4. The deep reinforcement learning-based spectrum map building and distributing method according to claim 3, wherein training a cooperative strategy network for each cognitive user by using the collected available bandwidth information comprises:

taking the sum of bandwidth, energy and time consumed in the process of constructing and distributing the frequency spectrum map as an objective function of the mobile edge network system;

establishing a reward function in a reinforcement learning framework according to the target function;

outputting the reward value of the current strategy network by using the reward function according to a target function obtained by the cognitive user executing the uninstalling strategy;

and inputting the reward value into a neural network for training, and training a mutually-cooperative strategy network for each cognitive user.

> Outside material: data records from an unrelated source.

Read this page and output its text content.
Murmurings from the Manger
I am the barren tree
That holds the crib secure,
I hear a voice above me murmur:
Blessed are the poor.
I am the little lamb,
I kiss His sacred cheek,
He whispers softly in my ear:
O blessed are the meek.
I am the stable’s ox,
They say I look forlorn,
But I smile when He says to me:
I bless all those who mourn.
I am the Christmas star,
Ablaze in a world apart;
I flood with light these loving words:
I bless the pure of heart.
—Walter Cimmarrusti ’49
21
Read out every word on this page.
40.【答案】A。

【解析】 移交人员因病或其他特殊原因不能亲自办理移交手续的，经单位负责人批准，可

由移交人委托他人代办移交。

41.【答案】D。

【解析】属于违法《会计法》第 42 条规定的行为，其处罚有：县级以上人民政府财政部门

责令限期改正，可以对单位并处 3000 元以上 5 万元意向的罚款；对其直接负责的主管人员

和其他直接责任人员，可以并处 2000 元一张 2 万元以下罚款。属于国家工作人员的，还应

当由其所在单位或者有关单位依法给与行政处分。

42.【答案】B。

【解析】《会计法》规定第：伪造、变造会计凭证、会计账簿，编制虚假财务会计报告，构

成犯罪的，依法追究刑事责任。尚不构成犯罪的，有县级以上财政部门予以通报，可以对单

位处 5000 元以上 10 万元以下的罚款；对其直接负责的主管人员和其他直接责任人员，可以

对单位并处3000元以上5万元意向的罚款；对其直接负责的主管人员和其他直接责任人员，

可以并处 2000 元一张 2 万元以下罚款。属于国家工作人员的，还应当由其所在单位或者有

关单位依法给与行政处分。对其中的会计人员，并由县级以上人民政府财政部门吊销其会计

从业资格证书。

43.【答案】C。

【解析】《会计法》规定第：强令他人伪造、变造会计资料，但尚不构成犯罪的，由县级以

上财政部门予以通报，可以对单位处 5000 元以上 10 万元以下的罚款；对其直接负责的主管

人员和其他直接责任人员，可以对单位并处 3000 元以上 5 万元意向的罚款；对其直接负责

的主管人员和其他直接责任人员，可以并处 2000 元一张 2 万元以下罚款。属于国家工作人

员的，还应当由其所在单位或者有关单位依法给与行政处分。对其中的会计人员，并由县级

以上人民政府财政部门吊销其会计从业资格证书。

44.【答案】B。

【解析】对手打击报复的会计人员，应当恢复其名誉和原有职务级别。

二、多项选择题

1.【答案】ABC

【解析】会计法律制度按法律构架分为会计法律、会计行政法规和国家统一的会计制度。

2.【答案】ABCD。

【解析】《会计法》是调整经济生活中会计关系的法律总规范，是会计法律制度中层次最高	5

5. The deep reinforcement learning-based spectrum map building and distributing method according to claim 1, wherein the full offloading strategy comprises:

6. The deep reinforcement learning-based spectrum map building and distributing method according to claim 1, wherein the partial offloading policy includes:

7. The deep reinforcement learning-based spectrum map building and distributing method according to claim 1, wherein the local computing strategy comprises:

8. A spectrum map construction and distribution system based on deep reinforcement learning is characterized by comprising the following components:

9. A computer device comprising a memory and a processor, the memory storing a computer program, wherein the processor when executing the computer program implements the steps of the method of any of claims 1-8.

10. A computer-readable storage medium, on which a computer program is stored, which, when being executed by a processor, carries out the steps of the method according to any one of claims 1 to 8.